ECLI:NL:CBB:2006:AX7362
College van Beroep voor het bedrijfsleven
- Herziening
- W.E. Doolaard
- H.C. Cusell
- B. Hessel
- Rechtspraak.nl
Verzoek om herziening van een eerdere uitspraak inzake ooipremie voor schapenhouderij
In deze zaak heeft verzoeker, A, een verzoek om herziening ingediend tegen een eerdere uitspraak van het College van Beroep voor het bedrijfsleven, gedateerd 4 maart 2005. Deze eerdere uitspraak betrof de afwijzing van aanvragen om ooipremie voor het jaar 2001 door de Minister van Landbouw, Natuur en Voedselkwaliteit. De eerdere uitspraak verklaarde het beroep van verzoeker ongegrond, terwijl het beroep van de vennootschap onder firma A en Zonen gegrond werd verklaard. Verzoeker stelde dat er nieuwe feiten waren die een herziening rechtvaardigden, namelijk dat hij ook eigenaar was van een eigen UBN voor zijn schapenhouderij, wat volgens hem niet voldoende was meegenomen in de eerdere uitspraak.
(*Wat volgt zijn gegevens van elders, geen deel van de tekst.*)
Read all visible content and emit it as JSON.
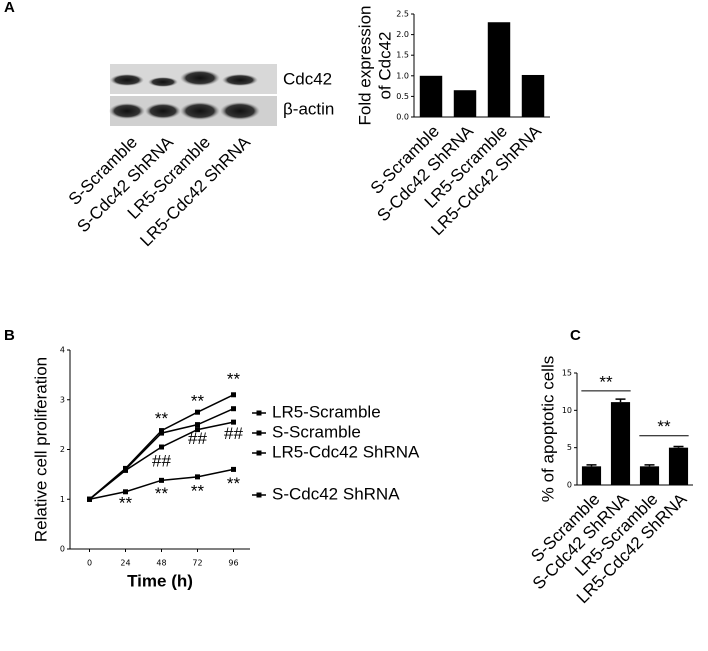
{
  "panels": [
    "A",
    "B",
    "C"
  ],
  "blot": {
    "bands": [
      "Cdc42",
      "β-actin"
    ],
    "lanes": [
      "S-Scramble",
      "S-Cdc42 ShRNA",
      "LR5-Scramble",
      "LR5-Cdc42 ShRNA"
    ]
  },
  "chart_data": [
    {
      "type": "bar",
      "y_label": [
        "Fold expression",
        "of Cdc42"
      ],
      "categories": [
        "S-Scramble",
        "S-Cdc42 ShRNA",
        "LR5-Scramble",
        "LR5-Cdc42 ShRNA"
      ],
      "values": [
        1.0,
        0.65,
        2.3,
        1.02
      ],
      "color": "#000000",
      "ylim": [
        0,
        2.5
      ],
      "yticks": [
        {
          "value": 0,
          "label": "0.0"
        },
        {
          "value": 0.5,
          "label": "0.5"
        },
        {
          "value": 1,
          "label": "1.0"
        },
        {
          "value": 1.5,
          "label": "1.5"
        },
        {
          "value": 2,
          "label": "2.0"
        },
        {
          "value": 2.5,
          "label": "2.5"
        }
      ]
    },
    {
      "type": "line",
      "x_label": "Time (h)",
      "y_label": "Relative cell proliferation",
      "x": [
        0,
        24,
        48,
        72,
        96
      ],
      "xlim": [
        -13,
        107
      ],
      "xticks": [
        0,
        24,
        48,
        72,
        96
      ],
      "ylim": [
        0,
        4
      ],
      "yticks": [
        0,
        1,
        2,
        3,
        4
      ],
      "series": [
        {
          "name": "LR5-Scramble",
          "color": "#000000",
          "values": [
            1.0,
            1.62,
            2.38,
            2.75,
            3.1
          ]
        },
        {
          "name": "S-Scramble",
          "color": "#000000",
          "values": [
            1.0,
            1.6,
            2.33,
            2.5,
            2.82
          ]
        },
        {
          "name": "LR5-Cdc42 ShRNA",
          "color": "#000000",
          "values": [
            1.0,
            1.58,
            2.05,
            2.4,
            2.55
          ]
        },
        {
          "name": "S-Cdc42 ShRNA",
          "color": "#000000",
          "values": [
            1.0,
            1.15,
            1.38,
            1.45,
            1.6
          ]
        }
      ],
      "annotations": [
        {
          "text": "**",
          "x": 96,
          "y": 3.4
        },
        {
          "text": "**",
          "x": 72,
          "y": 2.95
        },
        {
          "text": "**",
          "x": 48,
          "y": 2.6
        },
        {
          "text": "##",
          "x": 96,
          "y": 2.3
        },
        {
          "text": "##",
          "x": 72,
          "y": 2.2
        },
        {
          "text": "##",
          "x": 48,
          "y": 1.75
        },
        {
          "text": "**",
          "x": 24,
          "y": 0.9
        },
        {
          "text": "**",
          "x": 48,
          "y": 1.1
        },
        {
          "text": "**",
          "x": 72,
          "y": 1.15
        },
        {
          "text": "**",
          "x": 96,
          "y": 1.3
        }
      ]
    },
    {
      "type": "bar",
      "y_label": [
        "% of apoptotic cells"
      ],
      "categories": [
        "S-Scramble",
        "S-Cdc42 ShRNA",
        "LR5-Scramble",
        "LR5-Cdc42 ShRNA"
      ],
      "values": [
        2.5,
        11.1,
        2.5,
        5.0
      ],
      "errors": [
        0.2,
        0.4,
        0.2,
        0.15
      ],
      "color": "#000000",
      "ylim": [
        0,
        15
      ],
      "yticks": [
        0,
        5,
        10,
        15
      ],
      "brackets": [
        {
          "text": "**",
          "from": 0,
          "to": 1,
          "y": 12.6
        },
        {
          "text": "**",
          "from": 2,
          "to": 3,
          "y": 6.6
        }
      ]
    }
  ]
}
Het College heeft het verzoek om herziening behandeld tijdens een zitting op 31 maart 2006, waarbij verzoeker en zijn gemachtigde aanwezig waren, evenals de gemachtigde van de minister. Het College heeft overwogen dat de door verzoeker aangevoerde feiten en omstandigheden niet voldeden aan de vereisten van artikel 8:88 van de Algemene wet bestuursrecht, omdat deze feiten voor de eerdere uitspraak al bekend waren bij verzoeker. Het College concludeerde dat de nieuwe informatie niet leidde tot een andere uitspraak, aangezien het belang van deze feiten al eerder was besproken.
Daarom heeft het College het verzoek om herziening afgewezen en geen aanleiding gezien voor een veroordeling in de proceskosten. De uitspraak werd openbaar uitgesproken op 19 mei 2006.